Ia melangkah maju, Tergopoh-gopoh Kam Si Ek balas menjura dan ia pun tersenyum.
"Lihiap benar, maaf. Aku sampai lupa diri."
Ia menerima cawan itu dan sekali tenggak habislah isinya. Si Baju Hijau tersenyum manis dan menuangkan arak lagi.
"Untuk kedua kalinya kuharap kau suka menerima secawan sebagai tanda persahabatan"
Dengan sikap yang amat mesra ia menyerahkan cawan dan dalam kesempatan ini jari-jarinya yang halus menyentuh tangan Kam Si Ek.
Pemuda itu kelihatan bingung dan kikuk, alisnya yang berbentuk golok dan hitam itu bergerak-gerak, agaknya ia ragu-ragu bagaimana harus menghadapi wanita yang tiba-tiba berubah sikap ini.
"Cukup.. cukup"
Katanya dan merenggut cawan arak itu agar tidak terlalu lama tangannya terpegang jari-jari halus mungil.
"Ah, Kam-goanswe, masa tidak mau menerima penghormatanku?"
Si Baju Hijau berkata manja dan berdiri makin mendekat sehingga sebagian tubuhnya merapat, dadanya sengaja menyentuh lengan kiri Kam Si Ek. Hampir saja pemuda ini meloncat pergi, akan tetapi sebagai tuan rumah ia masih mempertahankan diri, hanya mengisar kaki menjauhi lalu berkata,
"Baiklah, kehormatan yang diberikan Lihiap kuterima!"

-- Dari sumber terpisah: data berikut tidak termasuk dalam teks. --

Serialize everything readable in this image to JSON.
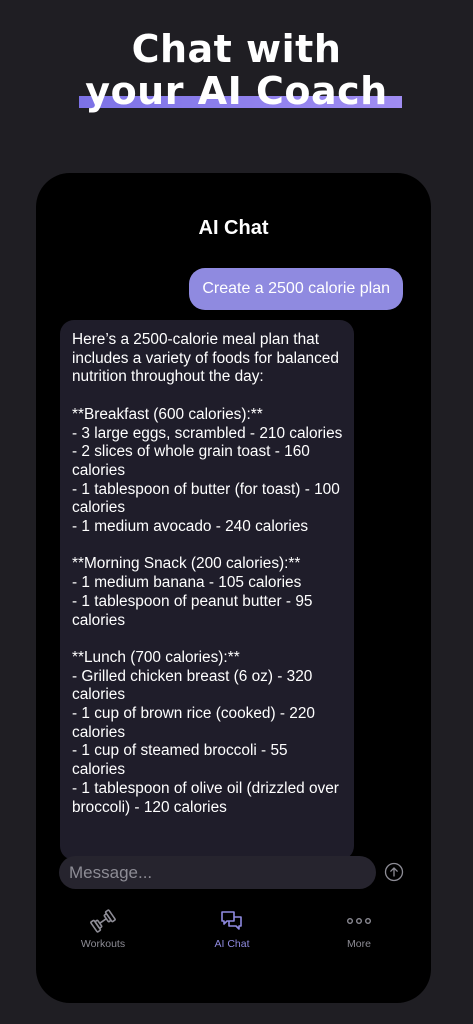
{
  "promo": {
    "line1": "Chat with",
    "line2": "your AI Coach"
  },
  "header": {
    "title": "AI Chat"
  },
  "messages": {
    "user": "Create a 2500 calorie plan",
    "assistant": "Here’s a 2500-calorie meal plan that includes a variety of foods for balanced nutrition throughout the day:\n\n**Breakfast (600 calories):**\n- 3 large eggs, scrambled - 210 calories\n- 2 slices of whole grain toast - 160 calories\n- 1 tablespoon of butter (for toast) - 100 calories\n- 1 medium avocado - 240 calories\n\n**Morning Snack (200 calories):**\n- 1 medium banana - 105 calories\n- 1 tablespoon of peanut butter - 95 calories\n\n**Lunch (700 calories):**\n- Grilled chicken breast (6 oz) - 320 calories\n- 1 cup of brown rice (cooked) - 220 calories\n- 1 cup of steamed broccoli - 55 calories\n- 1 tablespoon of olive oil (drizzled over broccoli) - 120 calories"
  },
  "composer": {
    "placeholder": "Message...",
    "send_icon": "send-arrow-up-icon"
  },
  "tabs": [
    {
      "label": "Workouts",
      "icon": "dumbbell-icon",
      "active": false
    },
    {
      "label": "AI Chat",
      "icon": "chat-bubbles-icon",
      "active": true
    },
    {
      "label": "More",
      "icon": "more-dots-icon",
      "active": false
    }
  ],
  "colors": {
    "accent": "#8f8ae0",
    "background": "#1f1e23",
    "screen": "#000000",
    "assistant_bubble": "#1f1d2a"
  }
}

Ia minum lagi arak dari cawannya. Akan tetapi alangkah terkejut dan kikuknya ketika ia melihat nona muda cantik berpakaian hijau ini tidak kembali ke bangkunya di seberang, melainkan menyeret sebuah bangku dan duduk disampingnya! Ini dilakukan sambil tersenyum-senyum, matanya mengerling tajam penuh arti.
"Daripada berdebat yang bukan-bukan, yang sebetulnya tidak ada artinya sama sekali, bukankah lebih baik kita berteman? Kam-goanswe, kami sudah lama mendengar nama besarmu, sudah lama mengagumi Jenderal Muda Kam Si Ek yang gagah perkasa dan menjadi idaman setiap orang wanita di propinsi Shan-si! Kami bertiga enci adik tidak mempunyai niat buruk terhadap jenderal, melainkan hendak membantu usahamu, hendak menyerahkan jiwa raga mengabdi kepadamu, Kam-goanswe!"
Sambil berkata demikian, dengan lagak genit si baju hijau ini menggeser bangkunya sampai mepet dengan bangku Kam Si Ek. Si Baju Merah dan kuning segera tertawa-tawa dan mengitari meja, menarik bangku dan mengisi cawan arak.
"Betul sekali kata adikku yang bungsu. Kam-goanswe, kami menyerahkan jiwa raga asal kau suka kami temani!"